Thanks for your reply! I agree that I might be a little overly dismissive of the loss landscape frame. I agree mostly with your point about convergent gradient hackers existing minima of the base-objective, I briefly commented on this (although not in the section on coupling)
Here we can think of the strong coupling regime as being a local minimum in the loss landscape, such that any step to remove the gradient hacker leads locally to worse performance. In the weak coupling regime, the loss landscape will still increase in the directions which directly hurt performance on the mesa-objective, but gradient descent is still able to move downhill in a direction that erases the gradient hacker.
(I also agree with your rough sketch and had some similar notes which didn’t make it into the post)
I think I am still a little unsure how to mix the two frames of ‘the gradient hacker has control’ and ‘it’s all deterministic gradient descent+quirks’, which I guess is just the free will debate. It also seems like you could have a gradient hacker arise on a slope (which isn’t non-convergent) and then uses its gradient hacking ways to manipulate how it is further modified, but this might just be a further case of a convergent gradient hacker.
The loss landscape frame doesn’t seem to really tell us how a gradient hacker would act or modify itself. From the ‘gradient hacker’ perspective there doesn’t seem to be much difference between manipulating the gradients via the outputs/cognition and manipulating the gradient via quirks/stop-gradients. It still seems like the non-convergent gradient hacker would also require coupling to get started in the first place; the model needs to be pretty smart to be able to know how to use these quirks/bugs and I think this needs to come from some underlying general ability.
One counter to this could be that there is a non-convergent gradient hacker which can ‘look at’ the information that the underlying capabilities have (eg the non-convergent gradient hacker can look for information on how to gradient hack). But it still seems here that there will be some parts of the gradient hacker which will have some optimization pressure on them from gradient descent, and so without coupling they would get eroded.
From my view, the determinism isn’t actually the main takeaway from realizing that the loss landscape is stationary, the categorization is. Also, I would argue that there’s a huge practical difference between having mesaobjectives that happen to be local mins of the base objective and counting on quirks/stop-gradients; for one, the former is severely constrained on the kinds of objectives it can have (i.e we can imagine that lots of mesaobjectives, especially more blatant ones, might be harder to couple), which totally rules out some more extreme conceptions of gradient hackers that completely ignore the base objective. Also, convergent gradient hackers are only dangerous out of distribution—in theory if you had a training distribution that covered 100% of the input space then convergent gradient hackers would cease to be a thing (being really suboptimal on distribution is bad for the base objective).
Thanks for your reply! I agree that I might be a little overly dismissive of the loss landscape frame. I agree mostly with your point about convergent gradient hackers existing minima of the base-objective, I briefly commented on this (although not in the section on coupling)

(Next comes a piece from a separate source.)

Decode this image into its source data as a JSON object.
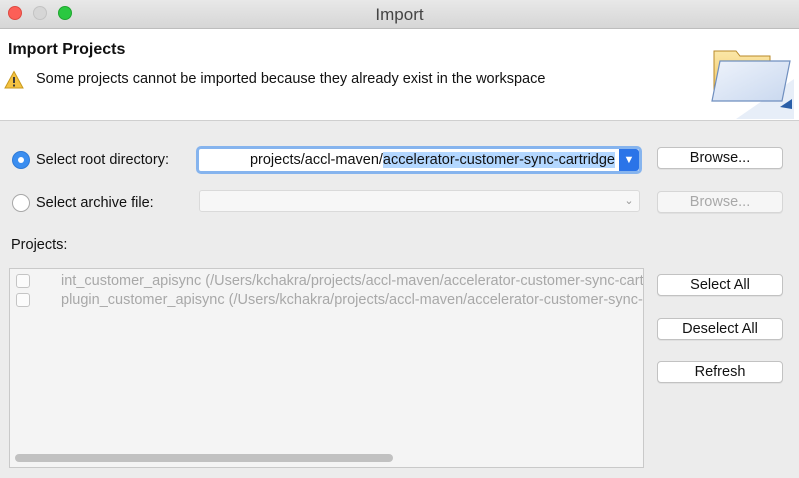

(I also agree with your rough sketch and had some similar notes which didn’t make it into the post)
I think I am still a little unsure how to mix the two frames of ‘the gradient hacker has control’ and ‘it’s all deterministic gradient descent+quirks’, which I guess is just the free will debate. It also seems like you could have a gradient hacker arise on a slope (which isn’t non-convergent) and then uses its gradient hacking ways to manipulate how it is further modified, but this might just be a further case of a convergent gradient hacker.
The loss landscape frame doesn’t seem to really tell us how a gradient hacker would act or modify itself. From the ‘gradient hacker’ perspective there doesn’t seem to be much difference between manipulating the gradients via the outputs/cognition and manipulating the gradient via quirks/stop-gradients. It still seems like the non-convergent gradient hacker would also require coupling to get started in the first place; the model needs to be pretty smart to be able to know how to use these quirks/bugs and I think this needs to come from some underlying general ability.
One counter to this could be that there is a non-convergent gradient hacker which can ‘look at’ the information that the underlying capabilities have (eg the non-convergent gradient hacker can look for information on how to gradient hack). But it still seems here that there will be some parts of the gradient hacker which will have some optimization pressure on them from gradient descent, and so without coupling they would get eroded.
From my view, the determinism isn’t actually the main takeaway from realizing that the loss landscape is stationary, the categorization is. Also, I would argue that there’s a huge practical difference between having mesaobjectives that happen to be local mins of the base objective and counting on quirks/stop-gradients; for one, the former is severely constrained on the kinds of objectives it can have (i.e we can imagine that lots of mesaobjectives, especially more blatant ones, might be harder to couple), which totally rules out some more extreme conceptions of gradient hackers that completely ignore the base objective. Also, convergent gradient hackers are only dangerous out of distribution—in theory if you had a training distribution that covered 100% of the input space then convergent gradient hackers would cease to be a thing (being really suboptimal on distribution is bad for the base objective).